The particular July morning described in the beginning of this article, saw  my son David and I  with over forty fish caught in little more than a three hour time span. We won’t number the misses. If not the number one day in small mouth bass fishing on Beaver Creek for me , it’s definitely in the top five. Bass that day were tenaciously attacking tiny and regular size torpedoes zuro spooks and even buzz baits. Several strikes produced so much action that the lure was actually blown back toward us, as the small mouth hit it with hunger and zeal.

For my money, pound for pound, the small mouth bass is the most exciting game fish that God has seen fit to grace the angler with. Standing in three foot of water, in the small mouths living room and having the opportunity to hook one of these beauties,  in a definition taken for a  commercial it doesn’t get any better than this. For the angler  who fishes from the shore or is willing to put on a pair of  neoprene waders in early spring as early as April bronze backs can be hit along the creek and I have seen fishermen fishing as I made my way to my deer stand in late November.

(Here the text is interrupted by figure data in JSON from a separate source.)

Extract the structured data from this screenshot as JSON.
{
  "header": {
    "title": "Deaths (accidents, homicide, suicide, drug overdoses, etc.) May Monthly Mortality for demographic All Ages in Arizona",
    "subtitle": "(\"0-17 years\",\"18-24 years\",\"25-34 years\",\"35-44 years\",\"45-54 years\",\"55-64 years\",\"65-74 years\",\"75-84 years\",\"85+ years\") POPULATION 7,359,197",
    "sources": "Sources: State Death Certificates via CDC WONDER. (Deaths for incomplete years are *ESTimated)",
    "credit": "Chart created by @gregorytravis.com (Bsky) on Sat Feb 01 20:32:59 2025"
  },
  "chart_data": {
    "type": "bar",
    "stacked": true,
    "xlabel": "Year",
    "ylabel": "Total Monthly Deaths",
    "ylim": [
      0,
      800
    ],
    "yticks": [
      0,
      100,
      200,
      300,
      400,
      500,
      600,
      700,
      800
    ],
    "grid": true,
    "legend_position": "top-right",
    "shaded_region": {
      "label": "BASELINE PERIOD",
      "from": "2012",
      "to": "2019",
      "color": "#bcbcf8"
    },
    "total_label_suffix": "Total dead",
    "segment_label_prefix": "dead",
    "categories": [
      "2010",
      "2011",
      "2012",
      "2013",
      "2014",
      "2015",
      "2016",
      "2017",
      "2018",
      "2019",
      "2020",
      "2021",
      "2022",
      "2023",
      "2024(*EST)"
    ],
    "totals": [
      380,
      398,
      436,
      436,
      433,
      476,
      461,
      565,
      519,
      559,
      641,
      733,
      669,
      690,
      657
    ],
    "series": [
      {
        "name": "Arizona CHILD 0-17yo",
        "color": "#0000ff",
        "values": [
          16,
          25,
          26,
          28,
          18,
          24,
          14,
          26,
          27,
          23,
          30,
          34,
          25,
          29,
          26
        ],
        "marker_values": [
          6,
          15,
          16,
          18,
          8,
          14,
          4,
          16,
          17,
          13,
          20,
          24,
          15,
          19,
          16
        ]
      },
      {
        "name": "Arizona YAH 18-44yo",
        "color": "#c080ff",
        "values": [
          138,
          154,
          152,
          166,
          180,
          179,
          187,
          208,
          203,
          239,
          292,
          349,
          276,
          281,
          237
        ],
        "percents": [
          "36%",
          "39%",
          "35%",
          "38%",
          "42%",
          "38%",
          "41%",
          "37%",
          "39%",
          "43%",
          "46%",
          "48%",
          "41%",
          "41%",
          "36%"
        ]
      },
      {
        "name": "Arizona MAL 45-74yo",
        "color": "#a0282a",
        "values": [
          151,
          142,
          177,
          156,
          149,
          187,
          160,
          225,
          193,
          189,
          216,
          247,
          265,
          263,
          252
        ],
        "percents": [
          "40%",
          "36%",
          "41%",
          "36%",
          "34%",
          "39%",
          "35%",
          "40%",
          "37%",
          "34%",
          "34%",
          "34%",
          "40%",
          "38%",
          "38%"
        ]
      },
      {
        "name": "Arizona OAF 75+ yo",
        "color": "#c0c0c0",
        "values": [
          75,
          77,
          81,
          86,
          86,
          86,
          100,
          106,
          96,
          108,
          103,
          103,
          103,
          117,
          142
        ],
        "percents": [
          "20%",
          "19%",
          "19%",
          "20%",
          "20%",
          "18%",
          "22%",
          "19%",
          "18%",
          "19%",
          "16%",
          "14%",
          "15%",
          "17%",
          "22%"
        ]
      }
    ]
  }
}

While the tactics and locations of the small mouth change through the season, the excitement remains high and the same when the small mouth are on a feeding frenzy. Early spring and late fall fishermen seem to have better luck in still quiet pools of the creek and as surprising as it is to a lot of anglers, as the hot summer months hit, small mouth sometimes lay in very shallow pools of water waiting for gizzard shad and emmeral shiners.

If you have never experienced wading for smallies on Beaver Creek or any of the many  steams in Ohio, Pennsylvania or West Virginia, I would put the excitement level at or above that of catching a twenty pound king salmon on the Niagara River, a thirty inch walleye on Lake Erie and even having the opportunity to lock into the fish of a thousand casts a musky at Leesville or West Branch.